Es gibt definitiv eine GDDR3 Variante und diese bewirkt den Leistungsvorteil.


----------



## ATImania (28. Februar 2009)

Knexi schrieb:


> Es gibt definitiv eine GDDR3 Variante und diese bewirkt den Leistungsvorteil.



Naja dann sind die 6.104 Punkte im 3DMark 06 mit meiner GDDRII Version entweder super oder die Werte von den mit 7.000 etwas wenig denn ob GDDRII oder III und dann noch Übertaktet wenn ich das richtig verstanden habe sollten mehr wie 900 Punkte unterschied drinn sein oder? Gut ich hatte AA / AF ausgeschaltet aber alle Tests laufen lassen!


----------



## Knexi (28. Februar 2009)

ATImania schrieb:


> Naja dann sind die 6.104 Punkte im 3DMark 06 mit meiner GDDRII Version entweder super oder die Werte von den mit 7.000 etwas wenig denn ob GDDRII oder III und dann noch Übertaktet wenn ich das richtig verstanden habe sollten mehr wie 900 Punkte unterschied drinn sein oder? Gut ich hatte AA / AF ausgeschaltet aber alle Tests laufen lassen!

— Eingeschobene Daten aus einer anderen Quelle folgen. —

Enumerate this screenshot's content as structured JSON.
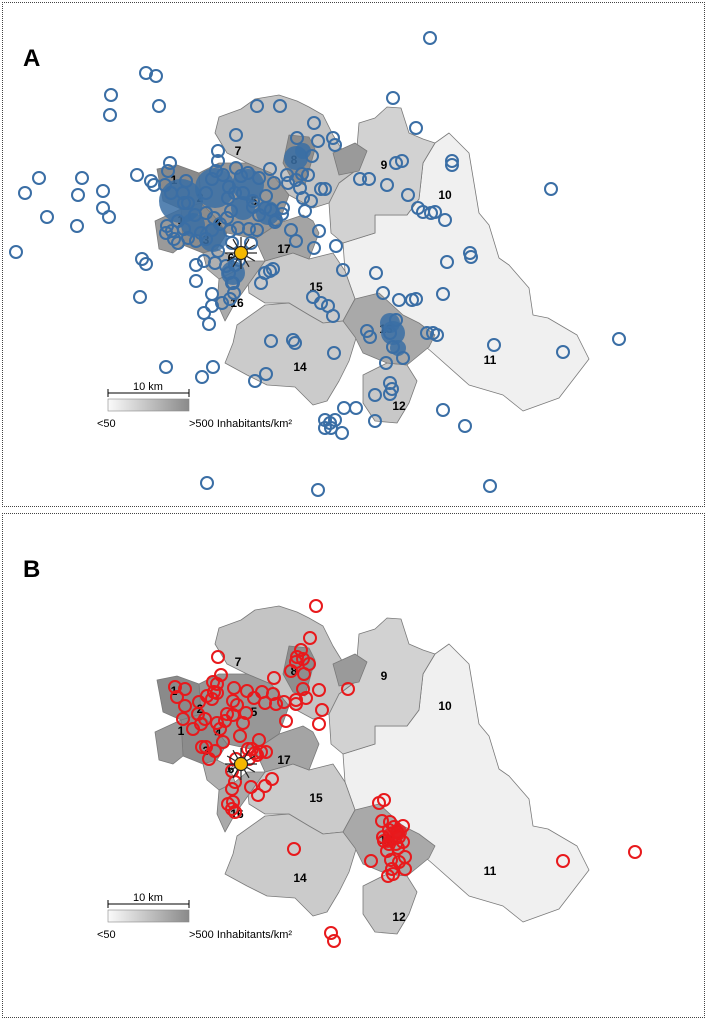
{
  "panels": [
    {
      "label": "A",
      "marker_color": "#3a6ea5",
      "points": [
        [
          427,
          35
        ],
        [
          143,
          70
        ],
        [
          153,
          73
        ],
        [
          108,
          92
        ],
        [
          107,
          112
        ],
        [
          156,
          103
        ],
        [
          254,
          103
        ],
        [
          277,
          103
        ],
        [
          390,
          95
        ],
        [
          413,
          125
        ],
        [
          311,
          120
        ],
        [
          330,
          135
        ],
        [
          294,
          135
        ],
        [
          233,
          132
        ],
        [
          22,
          190
        ],
        [
          36,
          175
        ],
        [
          44,
          214
        ],
        [
          74,
          223
        ],
        [
          75,
          192
        ],
        [
          79,
          175
        ],
        [
          100,
          188
        ],
        [
          100,
          205
        ],
        [
          106,
          214
        ],
        [
          13,
          249
        ],
        [
          134,
          172
        ],
        [
          143,
          261
        ],
        [
          139,
          256
        ],
        [
          137,
          294
        ],
        [
          163,
          364
        ],
        [
          199,
          374
        ],
        [
          210,
          364
        ],
        [
          206,
          321
        ],
        [
          229,
          280
        ],
        [
          201,
          310
        ],
        [
          209,
          303
        ],
        [
          219,
          300
        ],
        [
          263,
          371
        ],
        [
          252,
          378
        ],
        [
          268,
          338
        ],
        [
          290,
          337
        ],
        [
          292,
          340
        ],
        [
          331,
          350
        ],
        [
          330,
          313
        ],
        [
          318,
          300
        ],
        [
          325,
          303
        ],
        [
          310,
          294
        ],
        [
          340,
          267
        ],
        [
          316,
          228
        ],
        [
          333,
          243
        ],
        [
          311,
          245
        ],
        [
          293,
          238
        ],
        [
          288,
          227
        ],
        [
          273,
          217
        ],
        [
          254,
          227
        ],
        [
          248,
          240
        ],
        [
          229,
          240
        ],
        [
          236,
          257
        ],
        [
          267,
          268
        ],
        [
          258,
          280
        ],
        [
          262,
          270
        ],
        [
          270,
          266
        ],
        [
          373,
          270
        ],
        [
          380,
          290
        ],
        [
          396,
          297
        ],
        [
          409,
          297
        ],
        [
          413,
          296
        ],
        [
          393,
          317
        ],
        [
          387,
          330
        ],
        [
          390,
          344
        ],
        [
          400,
          355
        ],
        [
          383,
          360
        ],
        [
          387,
          380
        ],
        [
          389,
          386
        ],
        [
          387,
          391
        ],
        [
          372,
          392
        ],
        [
          372,
          418
        ],
        [
          341,
          405
        ],
        [
          353,
          405
        ],
        [
          339,
          430
        ],
        [
          322,
          417
        ],
        [
          327,
          420
        ],
        [
          332,
          417
        ],
        [
          322,
          425
        ],
        [
          328,
          425
        ],
        [
          367,
          334
        ],
        [
          364,
          328
        ],
        [
          430,
          330
        ],
        [
          434,
          332
        ],
        [
          424,
          330
        ],
        [
          440,
          291
        ],
        [
          444,
          259
        ],
        [
          467,
          250
        ],
        [
          468,
          254
        ],
        [
          442,
          217
        ],
        [
          420,
          209
        ],
        [
          415,
          205
        ],
        [
          405,
          192
        ],
        [
          428,
          210
        ],
        [
          432,
          209
        ],
        [
          449,
          158
        ],
        [
          449,
          162
        ],
        [
          548,
          186
        ],
        [
          616,
          336
        ],
        [
          560,
          349
        ],
        [
          491,
          342
        ],
        [
          462,
          423
        ],
        [
          440,
          407
        ],
        [
          487,
          483
        ],
        [
          315,
          487
        ],
        [
          204,
          480
        ],
        [
          399,
          158
        ],
        [
          393,
          160
        ],
        [
          384,
          182
        ],
        [
          366,
          176
        ],
        [
          357,
          176
        ],
        [
          332,
          142
        ],
        [
          315,
          138
        ],
        [
          309,
          153
        ],
        [
          305,
          172
        ],
        [
          318,
          186
        ],
        [
          322,
          186
        ],
        [
          308,
          198
        ],
        [
          302,
          208
        ],
        [
          267,
          166
        ],
        [
          271,
          180
        ],
        [
          284,
          172
        ],
        [
          299,
          171
        ],
        [
          285,
          180
        ],
        [
          293,
          177
        ],
        [
          297,
          185
        ],
        [
          300,
          195
        ],
        [
          280,
          205
        ],
        [
          279,
          211
        ],
        [
          268,
          207
        ],
        [
          272,
          219
        ],
        [
          250,
          204
        ],
        [
          250,
          198
        ],
        [
          240,
          190
        ],
        [
          232,
          190
        ],
        [
          226,
          184
        ],
        [
          225,
          195
        ],
        [
          220,
          172
        ],
        [
          213,
          168
        ],
        [
          215,
          158
        ],
        [
          215,
          148
        ],
        [
          209,
          176
        ],
        [
          203,
          190
        ],
        [
          203,
          210
        ],
        [
          211,
          215
        ],
        [
          192,
          212
        ],
        [
          185,
          200
        ],
        [
          180,
          190
        ],
        [
          168,
          190
        ],
        [
          162,
          182
        ],
        [
          151,
          182
        ],
        [
          148,
          178
        ],
        [
          165,
          168
        ],
        [
          167,
          160
        ],
        [
          183,
          178
        ],
        [
          181,
          200
        ],
        [
          175,
          218
        ],
        [
          164,
          223
        ],
        [
          163,
          230
        ],
        [
          171,
          236
        ],
        [
          185,
          235
        ],
        [
          193,
          238
        ],
        [
          203,
          236
        ],
        [
          215,
          248
        ],
        [
          212,
          260
        ],
        [
          201,
          258
        ],
        [
          193,
          262
        ],
        [
          223,
          263
        ],
        [
          226,
          270
        ],
        [
          232,
          262
        ],
        [
          230,
          280
        ],
        [
          231,
          290
        ],
        [
          227,
          296
        ],
        [
          209,
          291
        ],
        [
          193,
          278
        ],
        [
          235,
          225
        ],
        [
          227,
          228
        ],
        [
          246,
          226
        ],
        [
          256,
          212
        ],
        [
          262,
          205
        ],
        [
          263,
          193
        ],
        [
          256,
          175
        ],
        [
          245,
          170
        ],
        [
          233,
          165
        ],
        [
          238,
          173
        ],
        [
          228,
          208
        ],
        [
          224,
          215
        ],
        [
          217,
          221
        ],
        [
          209,
          227
        ],
        [
          198,
          230
        ],
        [
          181,
          226
        ],
        [
          175,
          240
        ],
        [
          169,
          228
        ]
      ],
      "clusters": [
        [
          178,
          198,
          22
        ],
        [
          212,
          185,
          20
        ],
        [
          245,
          182,
          16
        ],
        [
          265,
          210,
          12
        ],
        [
          210,
          235,
          14
        ],
        [
          190,
          222,
          12
        ],
        [
          240,
          205,
          12
        ],
        [
          293,
          155,
          12
        ],
        [
          300,
          148,
          8
        ],
        [
          230,
          270,
          12
        ],
        [
          390,
          330,
          12
        ],
        [
          387,
          320,
          10
        ],
        [
          395,
          345,
          8
        ]
      ]
    },
    {
      "label": "B",
      "marker_color": "#e8191c",
      "points": [
        [
          313,
          92
        ],
        [
          307,
          124
        ],
        [
          298,
          136
        ],
        [
          300,
          145
        ],
        [
          293,
          148
        ],
        [
          306,
          150
        ],
        [
          294,
          143
        ],
        [
          288,
          157
        ],
        [
          301,
          160
        ],
        [
          345,
          175
        ],
        [
          316,
          176
        ],
        [
          319,
          196
        ],
        [
          316,
          210
        ],
        [
          283,
          207
        ],
        [
          300,
          175
        ],
        [
          303,
          184
        ],
        [
          293,
          186
        ],
        [
          293,
          190
        ],
        [
          281,
          188
        ],
        [
          273,
          190
        ],
        [
          270,
          180
        ],
        [
          271,
          164
        ],
        [
          259,
          178
        ],
        [
          262,
          189
        ],
        [
          251,
          184
        ],
        [
          244,
          177
        ],
        [
          243,
          199
        ],
        [
          240,
          209
        ],
        [
          230,
          201
        ],
        [
          222,
          207
        ],
        [
          224,
          200
        ],
        [
          231,
          174
        ],
        [
          234,
          191
        ],
        [
          230,
          187
        ],
        [
          215,
          143
        ],
        [
          218,
          161
        ],
        [
          214,
          170
        ],
        [
          211,
          178
        ],
        [
          209,
          185
        ],
        [
          214,
          179
        ],
        [
          204,
          182
        ],
        [
          210,
          168
        ],
        [
          182,
          175
        ],
        [
          172,
          173
        ],
        [
          174,
          183
        ],
        [
          182,
          192
        ],
        [
          180,
          205
        ],
        [
          196,
          188
        ],
        [
          195,
          200
        ],
        [
          202,
          205
        ],
        [
          198,
          210
        ],
        [
          214,
          209
        ],
        [
          190,
          215
        ],
        [
          203,
          233
        ],
        [
          212,
          237
        ],
        [
          206,
          245
        ],
        [
          199,
          233
        ],
        [
          237,
          222
        ],
        [
          249,
          235
        ],
        [
          254,
          241
        ],
        [
          258,
          238
        ],
        [
          263,
          238
        ],
        [
          246,
          245
        ],
        [
          233,
          245
        ],
        [
          229,
          257
        ],
        [
          232,
          268
        ],
        [
          229,
          275
        ],
        [
          230,
          288
        ],
        [
          229,
          295
        ],
        [
          225,
          290
        ],
        [
          232,
          298
        ],
        [
          248,
          273
        ],
        [
          255,
          281
        ],
        [
          262,
          272
        ],
        [
          269,
          265
        ],
        [
          291,
          335
        ],
        [
          368,
          347
        ],
        [
          376,
          289
        ],
        [
          381,
          286
        ],
        [
          380,
          323
        ],
        [
          386,
          316
        ],
        [
          394,
          318
        ],
        [
          396,
          323
        ],
        [
          400,
          328
        ],
        [
          395,
          334
        ],
        [
          402,
          343
        ],
        [
          388,
          346
        ],
        [
          389,
          355
        ],
        [
          390,
          360
        ],
        [
          385,
          362
        ],
        [
          402,
          355
        ],
        [
          396,
          348
        ],
        [
          384,
          337
        ],
        [
          386,
          330
        ],
        [
          393,
          330
        ],
        [
          400,
          312
        ],
        [
          391,
          313
        ],
        [
          381,
          327
        ],
        [
          387,
          308
        ],
        [
          379,
          307
        ],
        [
          560,
          347
        ],
        [
          632,
          338
        ],
        [
          328,
          419
        ],
        [
          331,
          427
        ],
        [
          252,
          239
        ],
        [
          256,
          226
        ],
        [
          245,
          235
        ],
        [
          217,
          215
        ],
        [
          220,
          228
        ]
      ],
      "clusters": [
        [
          390,
          322,
          10
        ],
        [
          396,
          318,
          8
        ],
        [
          385,
          328,
          6
        ]
      ]
    }
  ],
  "districts": [
    {
      "id": "1",
      "pos": [
        171,
        177
      ]
    },
    {
      "id": "1",
      "pos": [
        178,
        217
      ]
    },
    {
      "id": "2",
      "pos": [
        197,
        195
      ]
    },
    {
      "id": "3",
      "pos": [
        203,
        237
      ]
    },
    {
      "id": "4",
      "pos": [
        215,
        219
      ]
    },
    {
      "id": "5",
      "pos": [
        251,
        198
      ]
    },
    {
      "id": "6",
      "pos": [
        228,
        255
      ]
    },
    {
      "id": "7",
      "pos": [
        235,
        148
      ]
    },
    {
      "id": "8",
      "pos": [
        291,
        157
      ]
    },
    {
      "id": "9",
      "pos": [
        381,
        162
      ]
    },
    {
      "id": "10",
      "pos": [
        442,
        192
      ]
    },
    {
      "id": "11",
      "pos": [
        487,
        357
      ]
    },
    {
      "id": "12",
      "pos": [
        396,
        403
      ]
    },
    {
      "id": "13",
      "pos": [
        383,
        326
      ]
    },
    {
      "id": "14",
      "pos": [
        297,
        364
      ]
    },
    {
      "id": "15",
      "pos": [
        313,
        284
      ]
    },
    {
      "id": "16",
      "pos": [
        234,
        300
      ]
    },
    {
      "id": "17",
      "pos": [
        281,
        246
      ]
    }
  ],
  "legend": {
    "scale_label": "10 km",
    "min_label": "<50",
    "max_label": ">500 Inhabitants/km²"
  }
}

Je nach CPU, GPU-Takt und Speicher sind Werte zwischen 3695 und 9747 Punkte möglich:
ORB - Search Benchmark Results


----------



## mille25 (28. Februar 2009)

habe grade nochmal gegoogelt... gibt wirklich eine gddr3 version, die scheinbar schneller ist

tjo, wusste ich nicht xD


----------



## Knexi (28. Februar 2009)

mille schrieb:


> habe grade nochmal gegoogelt... gibt wirklich eine gddr3 version, die scheinbar schneller ist
> 
> tjo, wusste ich nicht xD



Habe ich ja gesagt, dass es eine gibt. Durch GDDR 3 ist die Speicherbandbreite deutlich höher und dadurch auch die Leistung.


----------



## ATImania (28. Februar 2009)

Ja okay aber warum schaffe ich dann trotzdem 1.700 Punkte mehr trotz GDDR2 und langsameren Prozzi?? Zwar alles ohne AA / AF aber trotzdem! Also die 5.500 sollte Knexi mindestens alle mal schaffen


----------



## ATIFan22 (28. Februar 2009)

Ja,ich habe 7800 P ohne oc,allerdings halte ich die Werte schon für nicht so unrealistisch,immerhin sind Textur Füllrate und Bandbreite nur halb so groß wie bei mir.
Trotzdem müsste der Wert etwas höher liegen,so 5000-6000 PUnke aufgrund der 329 Alus  sollten es schon sein


----------



## ATImania (1. März 2009)

ATIFan22 schrieb:


> Ja,ich habe 7800 P ohne oc,allerdings halte ich die Werte schon für nicht so unrealistisch,immerhin sind Textur Füllrate und Bandbreite nur halb so groß wie bei mir.
> Trotzdem müsste der Wert etwas höher liegen,so 5000-6000 PUnke aufgrund der 329 Vec5 Einheiten sollten es schon sein



Also mit seinem System sollten auch knapp über 6.000 Punkte drinn sein. Mindestens 5.500! Für mille nochmal zum vergleich, Habe eine:

Sapphire ATi Radeon HD 4650 1024 MB / Core: 600 MHz, Memory 500 MHz / GDDR2 Speicher! >>> *6.104 3DMarks*

Restliches System siehe Signatur 

Also ATIFan22 hat mit der HD 4670 = 7.800 Punkte! Ich 6.104 und bei techpowerup war eine HD 4650 GDDR3 Overclockt = 7.000 Punkte. Dagegen sind die 4.400 von mille deutlich zu wenig!


----------



## ATIFan22 (1. März 2009)

Ich bin gar nicht so schlecht
Theoretisch wäre ich PLatz 4 mit Radeon HD 4670 und AMD K8,wobei ich nur nen 4600 habe


----------



## mille25 (1. März 2009)

ich verstehe es einfach nicht

mehr als mit driver sweeper alles cleanen und neu installieren kann ich auch nicht machen ~~


----------



## ATImania (1. März 2009)

mille schrieb:


> ich verstehe es einfach nicht
> 
> mehr als mit driver sweeper alles cleanen und neu installieren kann ich auch nicht machen ~~



Hast du mit AA / AF getestet?? Irgend welche Programme im Hintergrund laufen lassen? Welche genauen Grafik Einstellungen hast du überhaupt verwendet? Hast du alle Tests druchlaufen lassen?? 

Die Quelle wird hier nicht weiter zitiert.